This paper first reviews laboratory and field investigations of top-of-line corrosion. A particular oxygen contaminated, wet gathering pipeline is described which experienced severe corrosion in the vapor zone. Pigging could not be accomplished, therefore a corrosion inhibitor with oxygen tolerance and vapor space capability was applied. Corrosion in the line was subsequently monitored with coupons, ultrasonic thickness measurements and periodic visual inspection. Corrosion inhibitor was detected in gas samples pulled from the line. All indicators pointed to adequate corrosion control in this pipeline even though operated in the same regime as before.
The subject of top of line corrosion damage in wet gas gathering pipelines has received attention for several years.
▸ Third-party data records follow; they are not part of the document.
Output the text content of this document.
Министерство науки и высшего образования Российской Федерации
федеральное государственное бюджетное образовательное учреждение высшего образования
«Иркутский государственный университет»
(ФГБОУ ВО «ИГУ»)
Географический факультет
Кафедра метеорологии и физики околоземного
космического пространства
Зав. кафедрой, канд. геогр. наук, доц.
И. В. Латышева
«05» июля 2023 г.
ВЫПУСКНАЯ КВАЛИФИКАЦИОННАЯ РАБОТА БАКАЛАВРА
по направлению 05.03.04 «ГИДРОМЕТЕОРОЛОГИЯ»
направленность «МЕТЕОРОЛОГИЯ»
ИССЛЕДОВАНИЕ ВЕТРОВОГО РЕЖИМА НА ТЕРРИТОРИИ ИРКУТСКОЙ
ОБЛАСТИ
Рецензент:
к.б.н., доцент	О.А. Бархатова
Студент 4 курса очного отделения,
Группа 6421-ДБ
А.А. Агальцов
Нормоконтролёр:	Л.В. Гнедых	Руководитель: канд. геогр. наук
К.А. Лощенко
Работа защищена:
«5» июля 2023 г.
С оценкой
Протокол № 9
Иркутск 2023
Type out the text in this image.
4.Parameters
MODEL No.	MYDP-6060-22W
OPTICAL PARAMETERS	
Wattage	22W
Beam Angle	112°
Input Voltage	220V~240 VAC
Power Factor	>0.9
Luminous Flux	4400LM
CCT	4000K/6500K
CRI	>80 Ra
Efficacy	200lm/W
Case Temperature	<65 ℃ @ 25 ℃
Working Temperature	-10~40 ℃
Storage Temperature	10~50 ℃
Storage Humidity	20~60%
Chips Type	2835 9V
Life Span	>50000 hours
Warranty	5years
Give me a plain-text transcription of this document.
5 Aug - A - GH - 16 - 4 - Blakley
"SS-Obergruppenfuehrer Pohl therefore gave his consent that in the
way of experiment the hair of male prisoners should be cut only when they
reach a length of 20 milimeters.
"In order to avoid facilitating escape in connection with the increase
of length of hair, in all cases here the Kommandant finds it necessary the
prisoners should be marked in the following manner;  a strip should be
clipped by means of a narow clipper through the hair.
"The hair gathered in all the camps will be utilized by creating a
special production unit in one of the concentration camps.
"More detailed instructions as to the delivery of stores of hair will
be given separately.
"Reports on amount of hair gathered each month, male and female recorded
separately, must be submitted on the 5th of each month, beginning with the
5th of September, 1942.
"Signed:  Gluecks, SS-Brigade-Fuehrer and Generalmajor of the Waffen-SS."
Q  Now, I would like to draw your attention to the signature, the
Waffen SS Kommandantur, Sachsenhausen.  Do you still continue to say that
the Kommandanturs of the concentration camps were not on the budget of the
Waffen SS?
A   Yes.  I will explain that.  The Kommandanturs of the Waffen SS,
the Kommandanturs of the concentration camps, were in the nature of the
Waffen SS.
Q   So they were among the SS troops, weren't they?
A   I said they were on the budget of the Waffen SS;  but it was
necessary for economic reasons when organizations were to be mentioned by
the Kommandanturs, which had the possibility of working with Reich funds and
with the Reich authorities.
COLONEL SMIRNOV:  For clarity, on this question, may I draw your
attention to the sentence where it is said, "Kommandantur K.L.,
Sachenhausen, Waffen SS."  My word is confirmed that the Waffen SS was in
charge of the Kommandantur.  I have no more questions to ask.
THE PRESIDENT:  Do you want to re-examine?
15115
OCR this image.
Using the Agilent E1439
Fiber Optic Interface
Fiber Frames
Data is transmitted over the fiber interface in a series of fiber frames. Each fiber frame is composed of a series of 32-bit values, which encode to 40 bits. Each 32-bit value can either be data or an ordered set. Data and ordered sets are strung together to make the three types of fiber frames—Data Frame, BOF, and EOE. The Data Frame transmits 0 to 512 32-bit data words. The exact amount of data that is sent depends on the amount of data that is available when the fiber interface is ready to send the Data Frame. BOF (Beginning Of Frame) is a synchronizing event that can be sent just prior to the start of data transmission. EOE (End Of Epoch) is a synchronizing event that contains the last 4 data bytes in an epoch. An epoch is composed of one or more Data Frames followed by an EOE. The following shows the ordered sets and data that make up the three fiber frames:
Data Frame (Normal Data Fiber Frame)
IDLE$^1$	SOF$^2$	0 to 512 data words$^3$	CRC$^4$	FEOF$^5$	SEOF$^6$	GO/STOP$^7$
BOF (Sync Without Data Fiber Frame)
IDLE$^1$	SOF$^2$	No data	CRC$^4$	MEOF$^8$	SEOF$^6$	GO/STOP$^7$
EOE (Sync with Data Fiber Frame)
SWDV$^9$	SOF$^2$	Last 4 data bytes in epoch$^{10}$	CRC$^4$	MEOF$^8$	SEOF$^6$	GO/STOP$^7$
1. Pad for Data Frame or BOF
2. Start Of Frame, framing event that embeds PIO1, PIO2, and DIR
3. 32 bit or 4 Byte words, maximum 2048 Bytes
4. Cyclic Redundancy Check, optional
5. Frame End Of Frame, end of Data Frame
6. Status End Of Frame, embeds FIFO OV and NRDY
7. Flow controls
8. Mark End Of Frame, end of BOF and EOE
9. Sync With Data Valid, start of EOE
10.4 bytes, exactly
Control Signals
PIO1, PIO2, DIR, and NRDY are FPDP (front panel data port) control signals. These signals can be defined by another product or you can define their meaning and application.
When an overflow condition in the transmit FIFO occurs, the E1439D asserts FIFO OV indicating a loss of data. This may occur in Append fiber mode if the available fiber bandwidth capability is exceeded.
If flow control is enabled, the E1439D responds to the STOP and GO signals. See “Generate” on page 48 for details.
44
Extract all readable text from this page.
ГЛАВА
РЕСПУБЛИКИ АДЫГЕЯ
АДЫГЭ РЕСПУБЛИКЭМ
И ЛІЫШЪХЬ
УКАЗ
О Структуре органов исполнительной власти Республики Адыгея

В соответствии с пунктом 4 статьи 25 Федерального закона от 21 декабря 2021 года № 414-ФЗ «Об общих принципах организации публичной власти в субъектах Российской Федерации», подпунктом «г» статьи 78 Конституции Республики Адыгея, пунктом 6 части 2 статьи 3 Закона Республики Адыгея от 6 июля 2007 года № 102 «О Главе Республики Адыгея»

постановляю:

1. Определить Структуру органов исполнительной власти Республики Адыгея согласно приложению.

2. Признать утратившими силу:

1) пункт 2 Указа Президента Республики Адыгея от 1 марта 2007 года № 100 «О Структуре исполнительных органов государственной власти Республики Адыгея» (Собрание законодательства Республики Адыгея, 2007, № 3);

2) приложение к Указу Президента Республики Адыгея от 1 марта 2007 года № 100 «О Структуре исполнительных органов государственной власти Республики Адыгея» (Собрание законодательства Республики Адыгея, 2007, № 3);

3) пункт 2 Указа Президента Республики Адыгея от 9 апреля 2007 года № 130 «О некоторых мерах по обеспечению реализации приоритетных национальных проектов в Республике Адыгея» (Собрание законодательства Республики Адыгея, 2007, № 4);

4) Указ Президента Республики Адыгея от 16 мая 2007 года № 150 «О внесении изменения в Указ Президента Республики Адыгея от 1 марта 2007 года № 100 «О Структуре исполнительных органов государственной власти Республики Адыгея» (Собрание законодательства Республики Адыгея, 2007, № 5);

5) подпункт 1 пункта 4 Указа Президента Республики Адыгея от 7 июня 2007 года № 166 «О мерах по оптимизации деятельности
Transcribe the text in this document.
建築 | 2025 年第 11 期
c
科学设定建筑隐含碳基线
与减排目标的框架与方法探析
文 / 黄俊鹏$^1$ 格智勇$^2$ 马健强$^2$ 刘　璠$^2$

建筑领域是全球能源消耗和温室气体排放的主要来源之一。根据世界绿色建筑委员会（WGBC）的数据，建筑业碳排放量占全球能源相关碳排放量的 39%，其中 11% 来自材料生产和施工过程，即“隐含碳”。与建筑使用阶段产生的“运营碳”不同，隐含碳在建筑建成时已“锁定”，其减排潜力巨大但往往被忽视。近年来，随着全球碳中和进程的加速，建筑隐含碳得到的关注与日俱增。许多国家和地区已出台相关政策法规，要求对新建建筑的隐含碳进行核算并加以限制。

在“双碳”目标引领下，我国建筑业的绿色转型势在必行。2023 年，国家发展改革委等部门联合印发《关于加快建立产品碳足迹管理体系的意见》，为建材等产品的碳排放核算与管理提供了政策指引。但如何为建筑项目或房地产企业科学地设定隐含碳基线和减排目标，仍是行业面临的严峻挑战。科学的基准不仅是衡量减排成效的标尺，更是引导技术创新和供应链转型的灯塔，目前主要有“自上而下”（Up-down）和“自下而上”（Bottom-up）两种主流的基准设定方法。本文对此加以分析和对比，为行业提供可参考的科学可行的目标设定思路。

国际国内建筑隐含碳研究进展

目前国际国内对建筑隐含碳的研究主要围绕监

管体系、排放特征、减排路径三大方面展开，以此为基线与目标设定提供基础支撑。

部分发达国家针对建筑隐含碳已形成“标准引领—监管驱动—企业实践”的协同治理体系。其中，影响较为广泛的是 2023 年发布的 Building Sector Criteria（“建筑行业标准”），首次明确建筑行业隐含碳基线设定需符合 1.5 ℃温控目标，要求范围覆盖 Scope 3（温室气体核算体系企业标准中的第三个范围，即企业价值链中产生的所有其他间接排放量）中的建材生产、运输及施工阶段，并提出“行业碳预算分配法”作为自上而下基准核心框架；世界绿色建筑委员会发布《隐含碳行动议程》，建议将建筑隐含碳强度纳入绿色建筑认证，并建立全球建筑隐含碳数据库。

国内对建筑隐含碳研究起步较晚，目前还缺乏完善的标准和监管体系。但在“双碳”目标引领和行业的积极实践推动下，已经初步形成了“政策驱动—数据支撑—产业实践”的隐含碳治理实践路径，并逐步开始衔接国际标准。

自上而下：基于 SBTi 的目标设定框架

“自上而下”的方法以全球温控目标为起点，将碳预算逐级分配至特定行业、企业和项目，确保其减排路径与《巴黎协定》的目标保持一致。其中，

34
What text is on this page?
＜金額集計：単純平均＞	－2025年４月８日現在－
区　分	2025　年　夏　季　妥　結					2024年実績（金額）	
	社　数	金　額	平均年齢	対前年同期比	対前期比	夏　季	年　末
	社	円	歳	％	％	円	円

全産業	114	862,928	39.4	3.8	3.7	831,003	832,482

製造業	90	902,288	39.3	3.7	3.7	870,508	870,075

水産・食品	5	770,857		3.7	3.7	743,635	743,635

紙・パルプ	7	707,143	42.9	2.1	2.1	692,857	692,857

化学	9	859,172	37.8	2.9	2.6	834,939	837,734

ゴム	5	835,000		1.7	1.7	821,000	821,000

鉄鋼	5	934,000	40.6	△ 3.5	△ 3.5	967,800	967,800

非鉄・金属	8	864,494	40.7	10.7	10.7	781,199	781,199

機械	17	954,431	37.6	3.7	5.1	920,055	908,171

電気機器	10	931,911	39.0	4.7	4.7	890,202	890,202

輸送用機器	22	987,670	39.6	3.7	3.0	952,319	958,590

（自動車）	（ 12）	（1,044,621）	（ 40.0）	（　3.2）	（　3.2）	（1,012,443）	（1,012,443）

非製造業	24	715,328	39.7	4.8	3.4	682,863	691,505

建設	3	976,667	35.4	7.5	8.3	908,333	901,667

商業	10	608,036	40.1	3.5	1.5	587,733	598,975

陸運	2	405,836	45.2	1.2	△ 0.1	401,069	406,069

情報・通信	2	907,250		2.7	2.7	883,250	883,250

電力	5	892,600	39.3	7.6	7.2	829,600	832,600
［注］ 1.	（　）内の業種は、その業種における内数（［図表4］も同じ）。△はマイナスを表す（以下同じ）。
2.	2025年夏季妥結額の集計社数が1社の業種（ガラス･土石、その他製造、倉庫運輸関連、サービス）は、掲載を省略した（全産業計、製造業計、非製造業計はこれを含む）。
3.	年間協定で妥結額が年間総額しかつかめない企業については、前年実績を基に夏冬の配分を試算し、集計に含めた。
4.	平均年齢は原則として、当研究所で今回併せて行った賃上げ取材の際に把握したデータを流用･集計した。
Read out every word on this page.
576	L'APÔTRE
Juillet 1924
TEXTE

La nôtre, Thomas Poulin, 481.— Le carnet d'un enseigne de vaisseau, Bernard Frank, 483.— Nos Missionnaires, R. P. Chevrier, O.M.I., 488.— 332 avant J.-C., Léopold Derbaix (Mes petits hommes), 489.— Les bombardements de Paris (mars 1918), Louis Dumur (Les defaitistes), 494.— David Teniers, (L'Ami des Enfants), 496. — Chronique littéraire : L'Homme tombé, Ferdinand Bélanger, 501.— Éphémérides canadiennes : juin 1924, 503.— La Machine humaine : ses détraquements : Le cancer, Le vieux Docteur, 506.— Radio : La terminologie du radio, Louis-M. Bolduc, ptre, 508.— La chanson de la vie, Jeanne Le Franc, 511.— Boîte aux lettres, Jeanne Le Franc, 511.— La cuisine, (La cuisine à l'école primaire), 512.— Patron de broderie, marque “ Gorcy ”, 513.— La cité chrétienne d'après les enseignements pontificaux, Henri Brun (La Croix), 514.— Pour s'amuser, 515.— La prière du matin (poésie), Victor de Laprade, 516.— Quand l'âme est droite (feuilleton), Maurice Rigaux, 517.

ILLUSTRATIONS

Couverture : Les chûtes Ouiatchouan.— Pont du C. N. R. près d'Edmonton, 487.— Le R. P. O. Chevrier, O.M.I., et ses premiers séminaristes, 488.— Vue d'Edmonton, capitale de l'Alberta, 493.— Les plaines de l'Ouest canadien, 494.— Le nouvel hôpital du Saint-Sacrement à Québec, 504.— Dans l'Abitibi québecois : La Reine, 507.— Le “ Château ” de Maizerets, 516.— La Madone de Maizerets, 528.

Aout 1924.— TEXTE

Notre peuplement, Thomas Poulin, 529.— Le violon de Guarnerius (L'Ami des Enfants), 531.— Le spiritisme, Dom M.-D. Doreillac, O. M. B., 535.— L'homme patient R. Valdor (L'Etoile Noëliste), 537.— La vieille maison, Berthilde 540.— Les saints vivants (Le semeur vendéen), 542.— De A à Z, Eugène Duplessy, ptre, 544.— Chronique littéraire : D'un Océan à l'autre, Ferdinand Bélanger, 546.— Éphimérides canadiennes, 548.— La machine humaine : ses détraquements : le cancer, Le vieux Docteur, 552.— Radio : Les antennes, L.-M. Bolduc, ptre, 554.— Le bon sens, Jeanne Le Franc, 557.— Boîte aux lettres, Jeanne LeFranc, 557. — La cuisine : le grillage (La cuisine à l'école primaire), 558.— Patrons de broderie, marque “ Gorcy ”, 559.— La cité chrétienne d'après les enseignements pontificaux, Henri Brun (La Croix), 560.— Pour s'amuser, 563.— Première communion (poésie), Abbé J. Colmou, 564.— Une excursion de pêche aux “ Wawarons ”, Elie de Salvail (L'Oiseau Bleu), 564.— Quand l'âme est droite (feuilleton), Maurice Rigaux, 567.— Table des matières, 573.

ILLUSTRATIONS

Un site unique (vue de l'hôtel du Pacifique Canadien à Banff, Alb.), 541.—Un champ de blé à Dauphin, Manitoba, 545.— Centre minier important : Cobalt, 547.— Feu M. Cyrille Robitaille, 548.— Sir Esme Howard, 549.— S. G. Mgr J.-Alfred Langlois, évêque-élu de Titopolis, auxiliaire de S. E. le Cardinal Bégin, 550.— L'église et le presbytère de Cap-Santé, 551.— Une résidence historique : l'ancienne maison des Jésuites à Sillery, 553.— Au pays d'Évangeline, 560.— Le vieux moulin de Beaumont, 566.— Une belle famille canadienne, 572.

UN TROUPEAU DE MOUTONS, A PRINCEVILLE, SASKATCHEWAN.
Some of the facets of the problem seem to be condensing conditions1, acid gas presence 2,3, methanol, 4 presence of volatile organic acids1,5 and oxygen contamination 3,4. The pipeline in this study contained all of these factors. Wet, sour gas gathering pipelines are usually treated with corrosion inhibitor both by continuous treatment for control in bulk water and by batches ahead of pigs for control in the upper quadrants.6,7. Many pipelines which have been in service for several years have no provision for pigging. For these cases, corrosion inhibitors which access the vapor space have been developed. 3,8 The pipeline in this study conducted an average of 30 mmscfd (850,000 m3d) containing 1.3% CO 2 and 0.5% H2S through a 12 inch (305mm) line 10 miles(16km) long constructed of API 5L x 52 steel. Pressure averaged 720 psi (4.96 mPa). A portion of the line was periodically treated with methanol, so oxygen and methanol were both a concern since the solubility of oxygen in methanol is several times that in water. 4,9. All of the gas sources in the area contained volatile organic acids, so this factor was likely superimposed on the rest. 10,11 In most gas pipelines, the most severe corrosion occurs at the bottom of the line. In cases where flow regimes or dewing conditions place water in the upper gradients, this condition must be addressed. The presence of oxygen always makes corrosion control more difficult. 12,13
Most top of line corrosion in this gathering system had been experienced a few hundred feet downstream from compress or stations, probably because these locations experienced the most severe dewing conditions. Therefore, corrosion monitoring was concentrated in this area. Monitoring was by direct measurement, flush coupons mounted at top/sides/bottom of the line in a spool piece and periodic ultrasonic thickness measurements in the spool piece. Corrosion inhibitors were added at the basic injection rate of 1 pint per mmscfd (0.5L per 28,300m3 ) per day. Because the corrosion inhibitor should account for steel area, not just gas rate, the amount was adjusted for pipe size and length to 1 quart per mmscfd (1L per 28,300m3) per day. A few weeks after application of the new inhibitor, dry gas samples were taken from the line. These samples were analyzed by a derivitization gas chromatography procedure.